Remakes are not inherently a bad thing. There are multiple ways to tell any story, and besides, with some movies, you’re not missing a whole lot just seeing the remake. So we’ll be curious to see what happens with Pet Sematary, apparently next to be remade.
Paramount has been knocking this idea around for a while; last we heard, a few years ago, Alexandre Aja was supposed to direct. He wound up making a movie with Stephen King’s son instead, and apparently this has been in limbo until they could find another European director to take over:
No stranger to ghouls and ghosts, 28 Weeks Later director Juan Carlos Fresnadillo looks ready to return to the horror genre as he’s in talks to helm Paramount’s remake of Pet Sematary. Lorenzo di Bonaventura is producing the remake to the 1989 horror classic along with Steven Schneider. Matt Greenberg and David Kajganich wrote the script.

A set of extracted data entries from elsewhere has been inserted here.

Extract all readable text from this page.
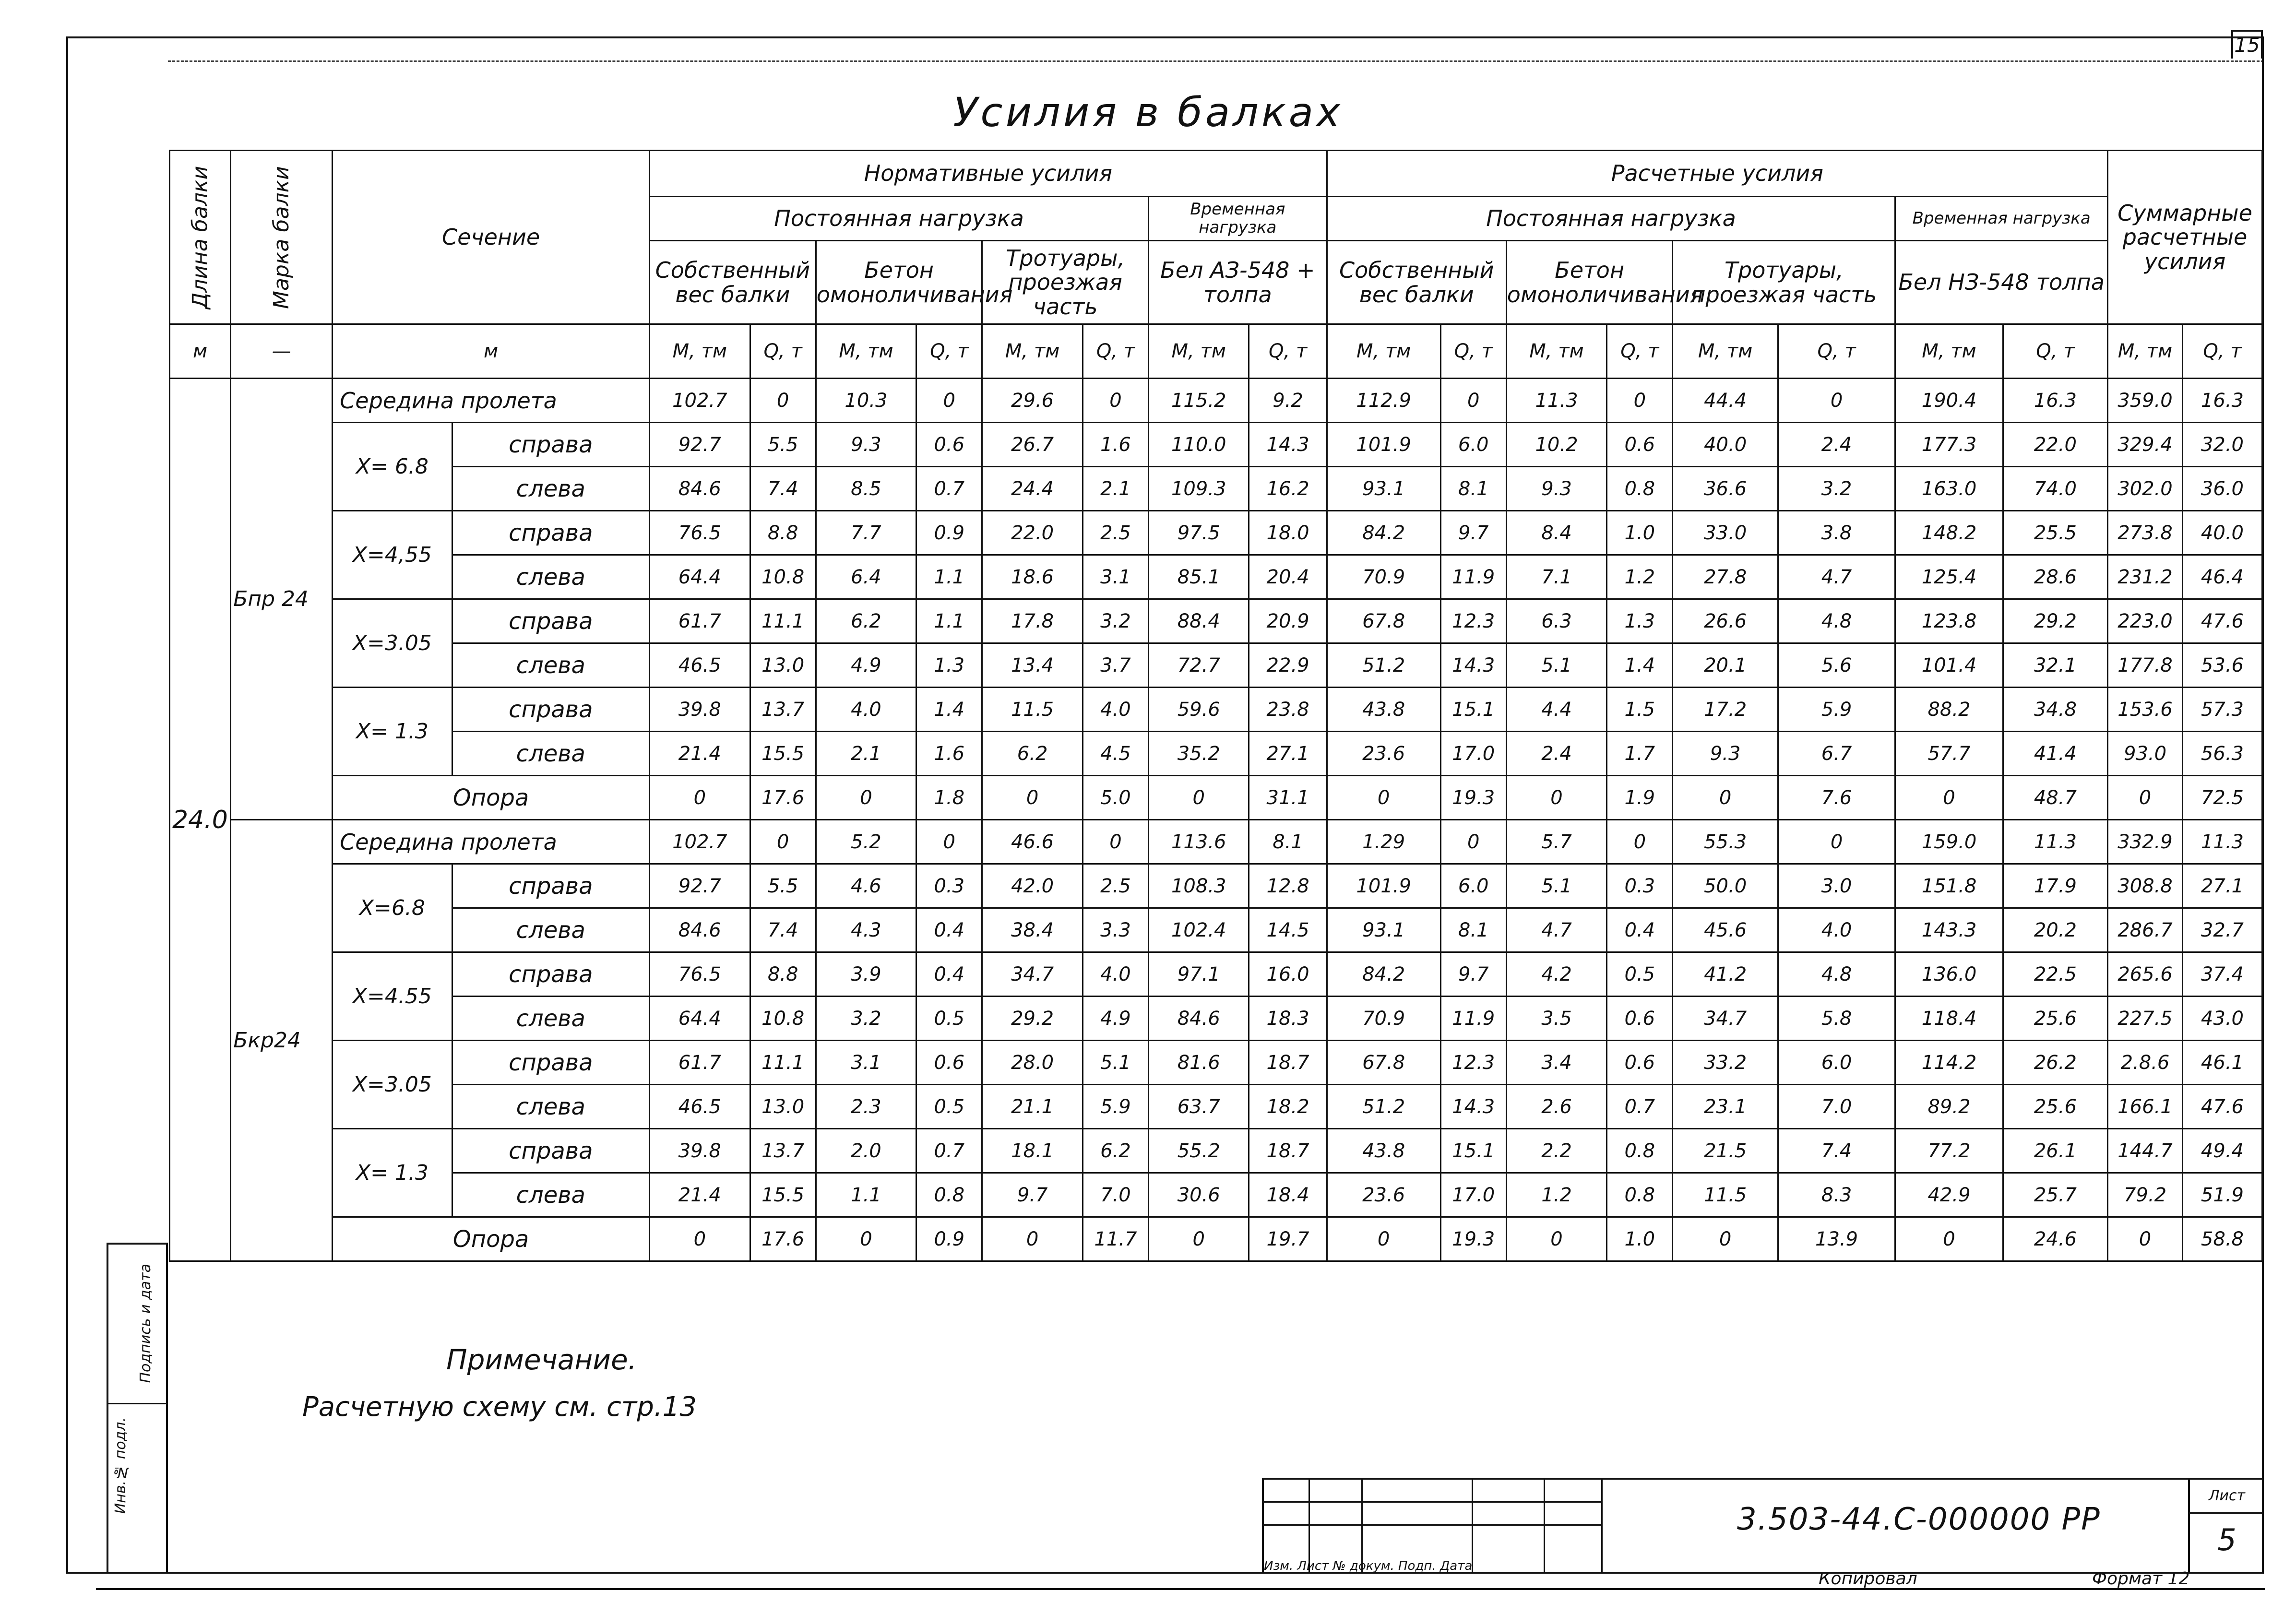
15
Усилия в балках
Длина балки	Марка балки	Сечение		Нормативные усилия								Расчетные усилия								Суммарные расчетные усилия	
				Постоянная нагрузка						Временная нагрузка		Постоянная нагрузка						Временная нагрузка			
				Собственный вес балки		Бетон омоноличивания		Тротуары, проезжая часть		Бел АЗ-548 + толпа		Собственный вес балки		Бетон омоноличивания		Тротуары, проезжая часть		Бел НЗ-548 толпа			
м	—	м		М, тм	Q, т	М, тм	Q, т	М, тм	Q, т	М, тм	Q, т	М, тм	Q, т	М, тм	Q, т	М, тм	Q, т	М, тм	Q, т	М, тм	Q, т
24.0	Бпр 24	Середина пролета		102.7	0	10.3	0	29.6	0	115.2	9.2	112.9	0	11.3	0	44.4	0	190.4	16.3	359.0	16.3
		X= 6.8	справа	92.7	5.5	9.3	0.6	26.7	1.6	110.0	14.3	101.9	6.0	10.2	0.6	40.0	2.4	177.3	22.0	329.4	32.0
			слева	84.6	7.4	8.5	0.7	24.4	2.1	109.3	16.2	93.1	8.1	9.3	0.8	36.6	3.2	163.0	74.0	302.0	36.0
		X=4,55	справа	76.5	8.8	7.7	0.9	22.0	2.5	97.5	18.0	84.2	9.7	8.4	1.0	33.0	3.8	148.2	25.5	273.8	40.0
			слева	64.4	10.8	6.4	1.1	18.6	3.1	85.1	20.4	70.9	11.9	7.1	1.2	27.8	4.7	125.4	28.6	231.2	46.4
		X=3.05	справа	61.7	11.1	6.2	1.1	17.8	3.2	88.4	20.9	67.8	12.3	6.3	1.3	26.6	4.8	123.8	29.2	223.0	47.6
			слева	46.5	13.0	4.9	1.3	13.4	3.7	72.7	22.9	51.2	14.3	5.1	1.4	20.1	5.6	101.4	32.1	177.8	53.6
		X= 1.3	справа	39.8	13.7	4.0	1.4	11.5	4.0	59.6	23.8	43.8	15.1	4.4	1.5	17.2	5.9	88.2	34.8	153.6	57.3
			слева	21.4	15.5	2.1	1.6	6.2	4.5	35.2	27.1	23.6	17.0	2.4	1.7	9.3	6.7	57.7	41.4	93.0	56.3
		Опора		0	17.6	0	1.8	0	5.0	0	31.1	0	19.3	0	1.9	0	7.6	0	48.7	0	72.5
	Бкр24	Середина пролета		102.7	0	5.2	0	46.6	0	113.6	8.1	1.29	0	5.7	0	55.3	0	159.0	11.3	332.9	11.3
		X=6.8	справа	92.7	5.5	4.6	0.3	42.0	2.5	108.3	12.8	101.9	6.0	5.1	0.3	50.0	3.0	151.8	17.9	308.8	27.1
			слева	84.6	7.4	4.3	0.4	38.4	3.3	102.4	14.5	93.1	8.1	4.7	0.4	45.6	4.0	143.3	20.2	286.7	32.7
		X=4.55	справа	76.5	8.8	3.9	0.4	34.7	4.0	97.1	16.0	84.2	9.7	4.2	0.5	41.2	4.8	136.0	22.5	265.6	37.4
			слева	64.4	10.8	3.2	0.5	29.2	4.9	84.6	18.3	70.9	11.9	3.5	0.6	34.7	5.8	118.4	25.6	227.5	43.0
		X=3.05	справа	61.7	11.1	3.1	0.6	28.0	5.1	81.6	18.7	67.8	12.3	3.4	0.6	33.2	6.0	114.2	26.2	2.8.6	46.1
			слева	46.5	13.0	2.3	0.5	21.1	5.9	63.7	18.2	51.2	14.3	2.6	0.7	23.1	7.0	89.2	25.6	166.1	47.6
		X= 1.3	справа	39.8	13.7	2.0	0.7	18.1	6.2	55.2	18.7	43.8	15.1	2.2	0.8	21.5	7.4	77.2	26.1	144.7	49.4
			слева	21.4	15.5	1.1	0.8	9.7	7.0	30.6	18.4	23.6	17.0	1.2	0.8	11.5	8.3	42.9	25.7	79.2	51.9
		Опора		0	17.6	0	0.9	0	11.7	0	19.7	0	19.3	0	1.0	0	13.9	0	24.6	0	58.8
Примечание.
Расчетную схему см. стр.13
Инв.№ подл.
Подпись и дата
Изм. Лист № докум. Подп. Дата
3.503-44.С-000000 РР
Лист
5
Копировал	Формат 12
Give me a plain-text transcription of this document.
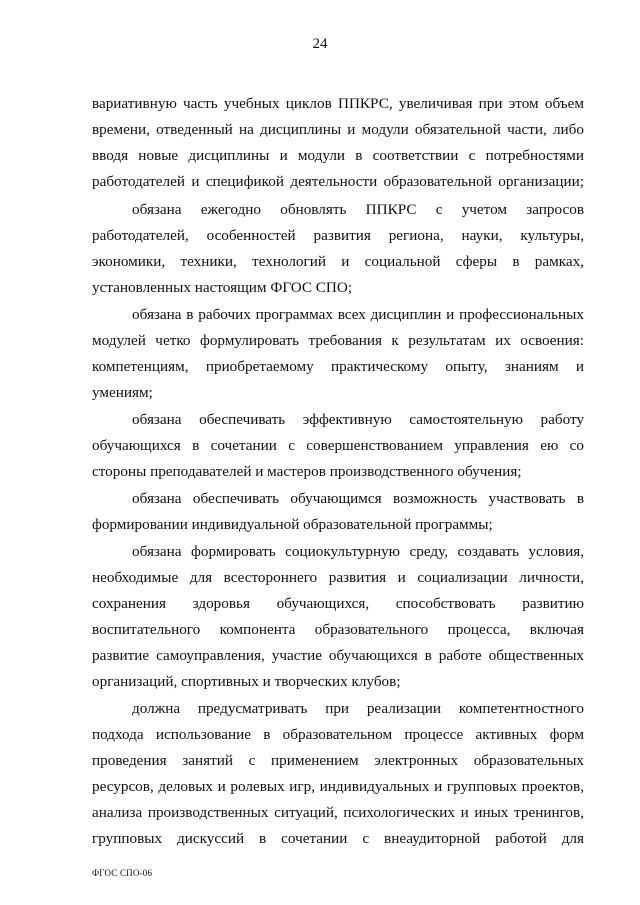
24
вариативную часть учебных циклов ППКРС, увеличивая при этом объем
времени, отведенный на дисциплины и модули обязательной части, либо
вводя новые дисциплины и модули в соответствии с потребностями
работодателей и спецификой деятельности образовательной организации;
обязана ежегодно обновлять ППКРС с учетом запросов
работодателей, особенностей развития региона, науки, культуры,
экономики, техники, технологий и социальной сферы в рамках,
установленных настоящим ФГОС СПО;
обязана в рабочих программах всех дисциплин и профессиональных
модулей четко формулировать требования к результатам их освоения:
компетенциям, приобретаемому практическому опыту, знаниям и
умениям;
обязана обеспечивать эффективную самостоятельную работу
обучающихся в сочетании с совершенствованием управления ею со
стороны преподавателей и мастеров производственного обучения;
обязана обеспечивать обучающимся возможность участвовать в
формировании индивидуальной образовательной программы;
обязана формировать социокультурную среду, создавать условия,
необходимые для всестороннего развития и социализации личности,
сохранения здоровья обучающихся, способствовать развитию
воспитательного компонента образовательного процесса, включая
развитие самоуправления, участие обучающихся в работе общественных
организаций, спортивных и творческих клубов;
должна предусматривать при реализации компетентностного
подхода использование в образовательном процессе активных форм
проведения занятий с применением электронных образовательных
ресурсов, деловых и ролевых игр, индивидуальных и групповых проектов,
анализа производственных ситуаций, психологических и иных тренингов,
групповых дискуссий в сочетании с внеаудиторной работой для
ФГОС СПО-06
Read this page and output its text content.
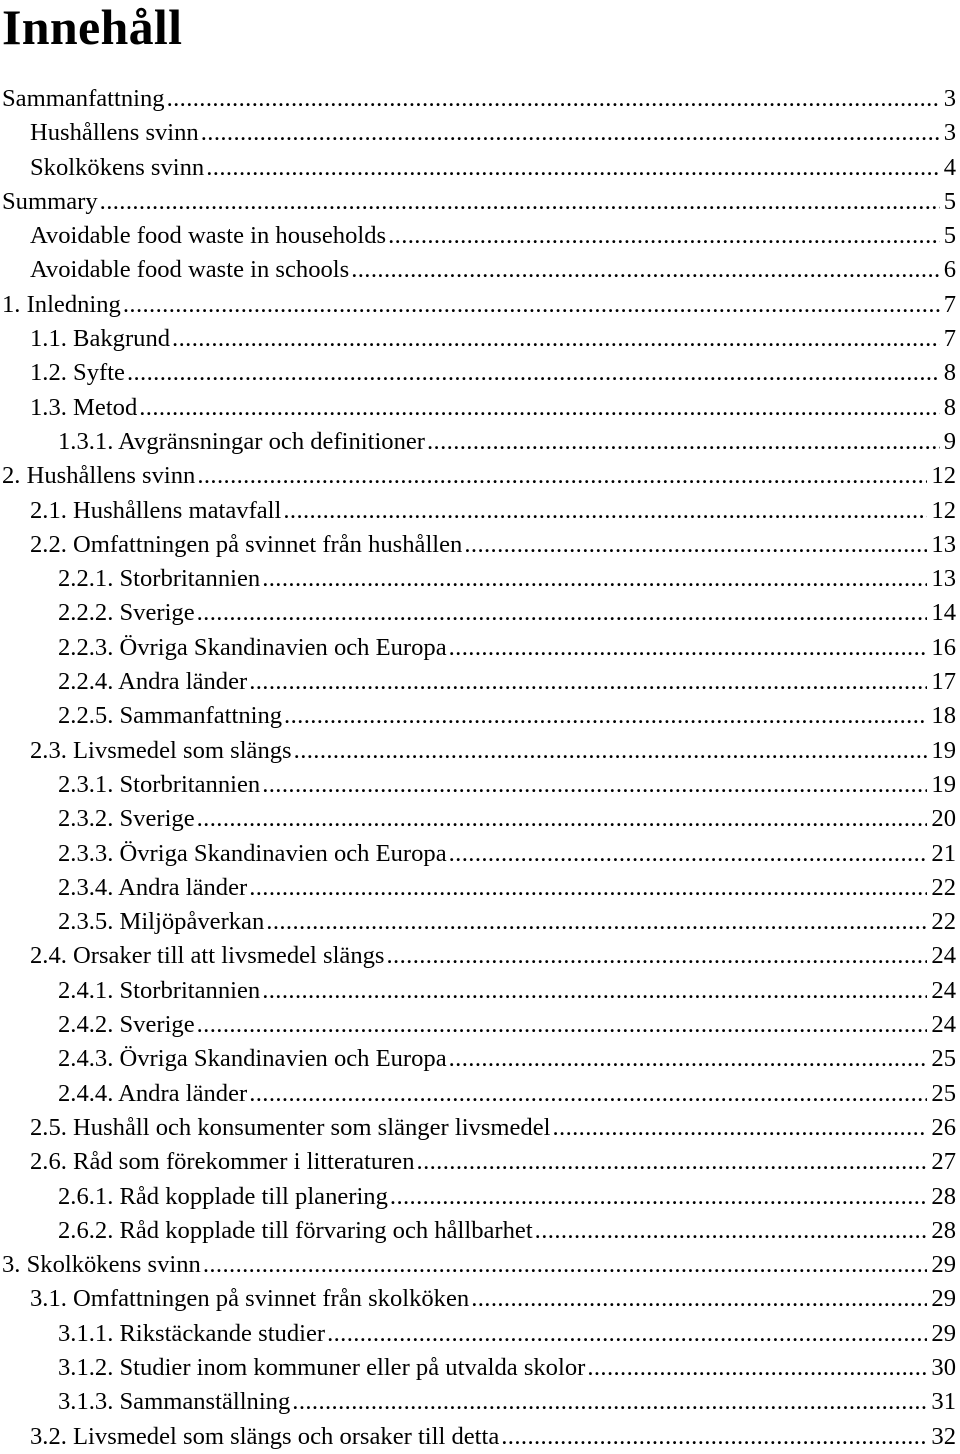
Innehåll
Sammanfattning .....	3
Hushållens svinn .....	3
Skolkökens svinn .....	4
Summary .....	5
Avoidable food waste in households .....	5
Avoidable food waste in schools .....	6
1. Inledning .....	7
1.1. Bakgrund .....	7
1.2. Syfte .....	8
1.3. Metod .....	8
1.3.1. Avgränsningar och definitioner .....	9
2. Hushållens svinn .....	12
2.1. Hushållens matavfall .....	12
2.2. Omfattningen på svinnet från hushållen .....	13
2.2.1. Storbritannien .....	13
2.2.2. Sverige .....	14
2.2.3. Övriga Skandinavien och Europa .....	16
2.2.4. Andra länder .....	17
2.2.5. Sammanfattning .....	18
2.3. Livsmedel som slängs .....	19
2.3.1. Storbritannien .....	19
2.3.2. Sverige .....	20
2.3.3. Övriga Skandinavien och Europa .....	21
2.3.4. Andra länder .....	22
2.3.5. Miljöpåverkan .....	22
2.4. Orsaker till att livsmedel slängs .....	24
2.4.1. Storbritannien .....	24
2.4.2. Sverige .....	24
2.4.3. Övriga Skandinavien och Europa .....	25
2.4.4. Andra länder .....	25
2.5. Hushåll och konsumenter som slänger livsmedel .....	26
2.6. Råd som förekommer i litteraturen .....	27
2.6.1. Råd kopplade till planering .....	28
2.6.2. Råd kopplade till förvaring och hållbarhet .....	28
3. Skolkökens svinn .....	29
3.1. Omfattningen på svinnet från skolköken .....	29
3.1.1. Rikstäckande studier .....	29
3.1.2. Studier inom kommuner eller på utvalda skolor .....	30
3.1.3. Sammanställning .....	31
3.2. Livsmedel som slängs och orsaker till detta .....	32
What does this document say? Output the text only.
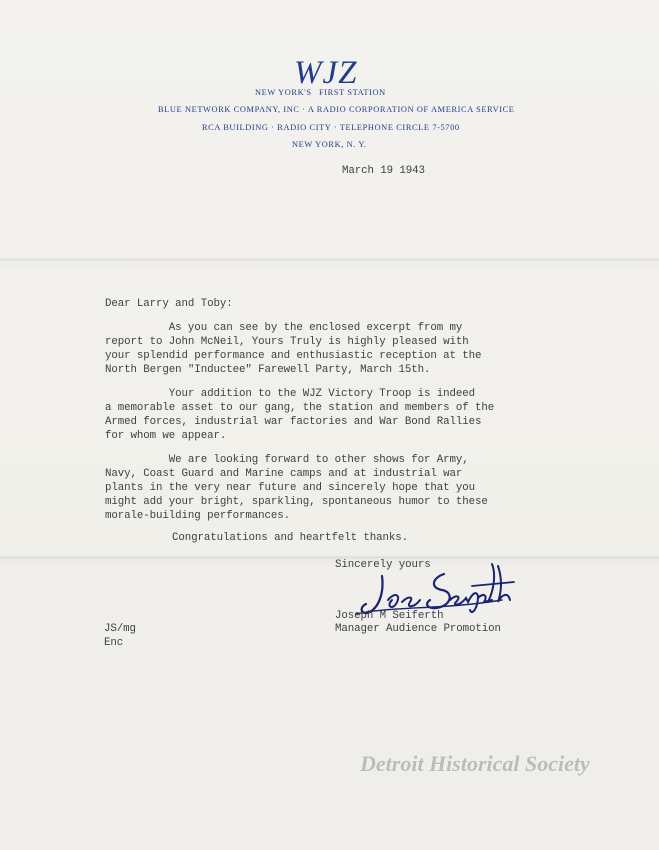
WJZ
NEW YORK'S FIRST STATION
BLUE NETWORK COMPANY, INC · A RADIO CORPORATION OF AMERICA SERVICE
RCA BUILDING · RADIO CITY · TELEPHONE CIRCLE 7-5700
NEW YORK, N. Y.
March 19 1943
Dear Larry and Toby:
As you can see by the enclosed excerpt from my
report to John McNeil, Yours Truly is highly pleased with
your splendid performance and enthusiastic reception at the
North Bergen "Inductee" Farewell Party, March 15th.
Your addition to the WJZ Victory Troop is indeed
a memorable asset to our gang, the station and members of the
Armed forces, industrial war factories and War Bond Rallies
for whom we appear.
We are looking forward to other shows for Army,
Navy, Coast Guard and Marine camps and at industrial war
plants in the very near future and sincerely hope that you
might add your bright, sparkling, spontaneous humor to these
morale-building performances.
Congratulations and heartfelt thanks.
Sincerely yours
Joseph M Seiferth
Manager Audience Promotion
JS/mg
Enc
Detroit Historical Society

Variety is calling it a “classic” because it made a lot of money; in truth the critical reaction was a bit more mixed. And there’s room for a remake of Mary Lambert’s original not least because it stumbled into the trap a lot of Stephen King adaptations suffer from; assuming the horror comes from whatever supernatural creature is in the book, not the characters. Pet Sematary is creepy because Louis, the protagonist, is so sharply drawn and his motives are so sympathetic. If you could bring back the ones you loved if they were taken from you… why wouldn’t you? Anybody who’s gone through the stages of grief can tell you skipping that entirely has a deep, disturbing appeal.
Properly cast, probably with Ethan Hawke since he seems unable to turn down any horror movie he’s offered, it could be a genuinely disturbing film. Fingers crossed that dead, in this case, isn’t better.